Monday, December 1, 2008

Stock Pick - Dabur India Ltd.

Dabur India, with popular brands such as Vatika, Real, Hajmola and Dabur Chyawanprash, is a prominent player in the fast moving consumer goods (FMCG) space. The company has a well-diversified portfolio of over 350 products spread over segments such as consumer products, health products and foods. With very little presence in the luxury or premium segments (which are the first to bear the brunt of any slowdown in consumer spending), Dabur is fairly insulated from slowdown pressures. Further to this, new launches and brand extensions, growth in key categories such as hair oils, shampoos and baby and skin care and strong growth in the international market make Dabur a good, long-term investment.

Business performance. During the September 2008 quarter, Dabur’s consumer care division (CCD), which forms almost 77 per cent of the revenues, grew by 18.86 per cent. Its renewed focus on ayurvedic over-the-counter (OTC) products saw consumer healthcare division grow by over 21 per cent in the same quarter.

Within CCD, hair oils grew by 20 per cent in the quarter while baby and skin care business saw 18 per cent growth. Shampoos grew by over 36 per cent in the quarter. A recent report by AC Nielsen ORG Marg says Vatika shampoo’s sales (volumes) grew by 38 per cent during the April-September 2008 period compared to the industry average of 10 per cent. In terms of value, it grew by 33 per cent while the industry average was 15 per cent.

Financial performance. Dabur registered a compounded annual growth rate (CAGR) of 14 per cent in revenues and 25 per cent in net profit, over the last five years. Sustained growth rate in its key categories has helped it register 18.32 per cent growth in sales in the September 2008 quarter as against the previous year’s quarter. Its international business (19 per cent of the total revenue) saw a good growth of 40.5 per cent led by robust performance in GCC (Gulf Cooperation Council), Egypt, Nigeria, Yemen and North African markets.
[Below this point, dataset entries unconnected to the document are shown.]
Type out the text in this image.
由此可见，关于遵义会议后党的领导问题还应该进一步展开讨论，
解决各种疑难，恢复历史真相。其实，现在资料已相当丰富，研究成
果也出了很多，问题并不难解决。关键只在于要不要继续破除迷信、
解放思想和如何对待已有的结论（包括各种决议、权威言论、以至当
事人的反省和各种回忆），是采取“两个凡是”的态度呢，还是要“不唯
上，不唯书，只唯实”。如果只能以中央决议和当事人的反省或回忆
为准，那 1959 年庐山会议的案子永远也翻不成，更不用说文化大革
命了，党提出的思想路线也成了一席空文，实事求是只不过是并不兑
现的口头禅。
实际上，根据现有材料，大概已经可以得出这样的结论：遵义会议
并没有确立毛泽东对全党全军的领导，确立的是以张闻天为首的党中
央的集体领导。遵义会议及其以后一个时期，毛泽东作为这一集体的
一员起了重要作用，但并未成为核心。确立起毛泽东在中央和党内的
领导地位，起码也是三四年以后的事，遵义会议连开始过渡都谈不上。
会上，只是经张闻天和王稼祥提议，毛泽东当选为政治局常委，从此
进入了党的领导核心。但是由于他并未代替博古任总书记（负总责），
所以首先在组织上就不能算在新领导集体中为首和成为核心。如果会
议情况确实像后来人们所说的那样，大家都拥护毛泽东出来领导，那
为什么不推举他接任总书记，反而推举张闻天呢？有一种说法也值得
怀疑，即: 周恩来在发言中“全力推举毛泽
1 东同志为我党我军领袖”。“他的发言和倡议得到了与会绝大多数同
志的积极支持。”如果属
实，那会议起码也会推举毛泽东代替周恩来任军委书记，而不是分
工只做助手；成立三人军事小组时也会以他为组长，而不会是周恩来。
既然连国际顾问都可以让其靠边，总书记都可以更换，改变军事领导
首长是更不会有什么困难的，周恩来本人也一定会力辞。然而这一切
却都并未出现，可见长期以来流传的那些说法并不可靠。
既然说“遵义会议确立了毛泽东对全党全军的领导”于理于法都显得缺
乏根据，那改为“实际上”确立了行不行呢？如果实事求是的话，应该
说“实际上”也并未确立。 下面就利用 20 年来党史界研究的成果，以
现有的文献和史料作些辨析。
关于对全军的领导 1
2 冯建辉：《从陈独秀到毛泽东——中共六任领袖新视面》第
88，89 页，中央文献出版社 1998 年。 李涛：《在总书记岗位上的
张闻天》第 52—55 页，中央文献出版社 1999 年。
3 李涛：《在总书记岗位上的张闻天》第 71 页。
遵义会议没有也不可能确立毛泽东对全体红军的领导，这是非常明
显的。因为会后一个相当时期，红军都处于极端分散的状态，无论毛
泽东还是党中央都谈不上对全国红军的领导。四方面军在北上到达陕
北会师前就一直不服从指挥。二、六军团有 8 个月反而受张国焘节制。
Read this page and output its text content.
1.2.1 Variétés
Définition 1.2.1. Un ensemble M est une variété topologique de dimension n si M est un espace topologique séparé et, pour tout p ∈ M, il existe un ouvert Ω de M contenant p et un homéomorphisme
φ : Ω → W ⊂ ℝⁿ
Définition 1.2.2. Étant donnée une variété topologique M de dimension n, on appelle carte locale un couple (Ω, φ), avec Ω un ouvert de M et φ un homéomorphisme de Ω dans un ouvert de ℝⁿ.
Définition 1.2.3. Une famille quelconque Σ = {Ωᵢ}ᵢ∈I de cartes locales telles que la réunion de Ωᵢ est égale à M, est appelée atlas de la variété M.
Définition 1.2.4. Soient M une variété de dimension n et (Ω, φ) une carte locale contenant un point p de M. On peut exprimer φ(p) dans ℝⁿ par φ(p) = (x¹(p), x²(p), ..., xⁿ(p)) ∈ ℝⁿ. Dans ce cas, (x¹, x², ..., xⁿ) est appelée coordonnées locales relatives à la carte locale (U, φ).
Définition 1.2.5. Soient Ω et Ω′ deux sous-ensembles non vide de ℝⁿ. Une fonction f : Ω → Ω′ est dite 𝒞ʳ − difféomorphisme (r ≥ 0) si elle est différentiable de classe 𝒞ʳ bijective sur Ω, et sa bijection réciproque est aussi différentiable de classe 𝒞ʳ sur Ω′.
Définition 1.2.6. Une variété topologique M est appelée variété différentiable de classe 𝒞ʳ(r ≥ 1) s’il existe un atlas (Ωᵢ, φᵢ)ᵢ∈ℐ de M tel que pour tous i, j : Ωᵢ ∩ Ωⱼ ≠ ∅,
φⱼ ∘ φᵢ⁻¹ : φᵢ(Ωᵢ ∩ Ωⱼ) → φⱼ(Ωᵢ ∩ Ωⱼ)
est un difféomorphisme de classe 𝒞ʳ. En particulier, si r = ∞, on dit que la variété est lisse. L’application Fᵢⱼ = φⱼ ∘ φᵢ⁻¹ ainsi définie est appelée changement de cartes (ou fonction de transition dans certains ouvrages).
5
Its operating margin, however, slipped by 179 basis points on higher commodity prices, advertising cost and loss (Rs 5 crore) from its retail venture. But, cost management measures and pricing strategy helped net profit grow by 12 per cent for the September 2008 quarter. The health and beauty retail venture (which the company entered last fiscal) has also slowed down the pace of growth in earnings. This could continue to drag the profitability for a few more quarters as this business has long gestation period.

Growth plans. Dabur plans to strengthen its presence in the shampoo (revamped Vatika packaging and introduced Vatika black shine shampoo) and skin care categories. It is also strengthening its OTC portfolio (plans to launch ayurvedic skincare range) and is expanding its homecare portfolio (launched hard surface cleaner Dazzl). It is planning to launch fruit juices at different price points and is making packaging changes to the entire chyawanprash range. The new launches will be growth drivers over the next few years. The ayurvedic and herbal association is a plus.

Valuation. Going forward, if the current softening seen in the commodity prices continues, then the pressure on operating margins will ease. The price hikes seen during the previous quarter is also likely to improve the margins. At the current market price, the stock is trading 20.91 times its earnings, low when compared to players like Hindustan Unilever (25.9 times) and Nestle (27 times). Invest for steady returns and low downside risk.